If you can't stand the smoke get out of the pub.
To John, UK: If you can't stand the fresh air, go into a vacuum.
You can't compare smoking and drinking. That is, you don't get secondary liver disease from other people drinking! Yes, they should ban smoking in public places. Cars and buses do pollute the air but there is a purpose to them in that they are a method of transport. There is no purpose to smoking other than purely leisure.
Spencer Warhurst, UK
A ban on smoking in public places cannot come quick enough for me! We hear frequently from smokers that they should have 'freedom of choice'. Where is the 'choice' of non-smokers not to inhale second hand smoke? It is a truly filthy habit which costs the NHS a fortune, and which would be far better spent on research into the major killer diseases of our time!
Brenda T, UK
Yes, yes and yes! Ban smoking now. I hate reeking of someone's exhaled smoke.
Let's not go overboard here and say that people cant smoke anywhere at all because that is too much of a shock to the system. Let's use an incremental approach, starting with the bars and restaurants. If this is not working voluntarily, then instead of making it an offence for the public, then why do we not make it the responsibility of the owners of the establishments by using legislation directed at them?
Tariq Hossain, UK
There are strict legal restrictions on the use of other chemicals to provide a safeguard for individuals' health. Why should cigarettes be any different.
I think smoking should be banned in train stations, at bus stops, in restaurants, etc. Why not give publicans a choice of having a food license or a smoking license - but not both? This would lead to having consumer choice of pubs where you can smoke and those where you can't.

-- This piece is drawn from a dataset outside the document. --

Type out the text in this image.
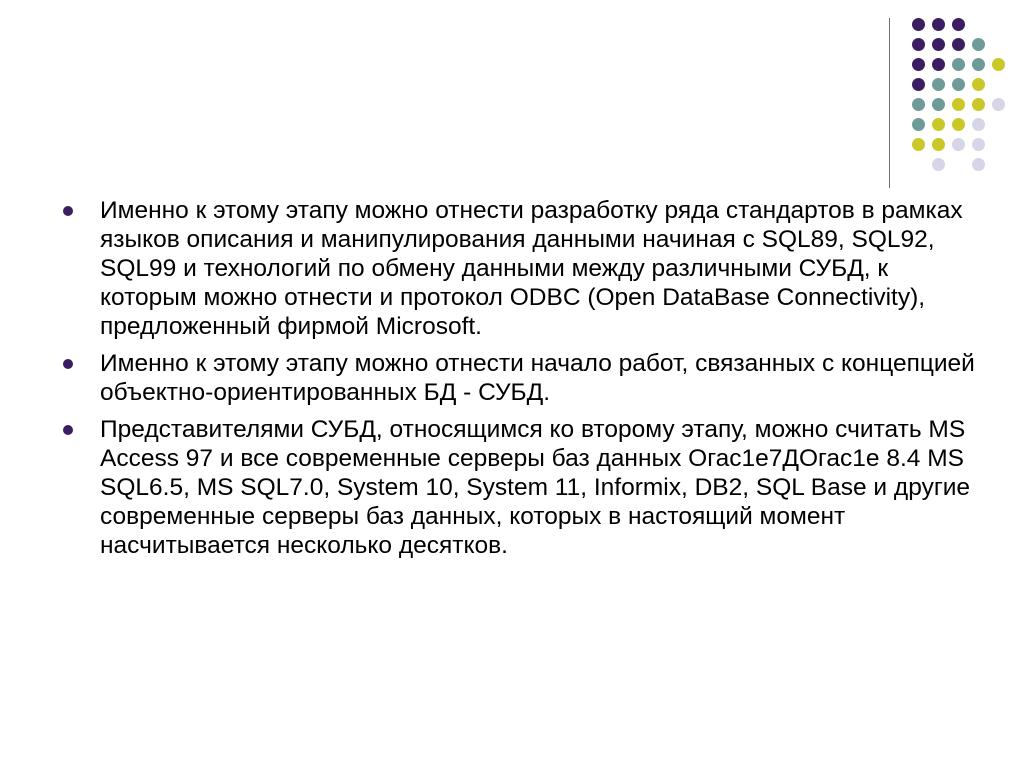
Именно к этому этапу можно отнести разработку ряда стандартов в рамках языков описания и манипулирования данными начиная с SQL89, SQL92, SQL99 и технологий по обмену данными между различными СУБД, к которым можно отнести и протокол ODBC (Open DataBase Connectivity), предложенный фирмой Microsoft.
Именно к этому этапу можно отнести начало работ, связанных с концепцией объектно-ориентированных БД - СУБД.
Представителями СУБД, относящимся ко второму этапу, можно считать MS Access 97 и все современные серверы баз данных Огас1е7ДОгас1е 8.4 MS SQL6.5, MS SQL7.0, System 10, System 11, Informix, DB2, SQL Base и другие современные серверы баз данных, которых в настоящий момент насчитывается несколько десятков.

It's about time that smokers gave up on this ridiculous notion that the NHS could not survive without the taxes it receives from cigarette sales. The burden placed on the NHS as a result of smoking related diseases far outweighs any income it may receive from smokers themselves. Just one more reason why smoking should be banned in public places.
Alun Carter, UK
My sons work in bars /and spend free time there. This worries me. Smoking should be banned in all pubs and restaurants.
joy Nichol, England
1) I'm in NYC where they banned smoking this year. There was an initial uprise, which has since subsided. I'm not a smoker but was sceptical at first. However, not wreaking of cigarette smoke after a night of drinks is definitely worth it.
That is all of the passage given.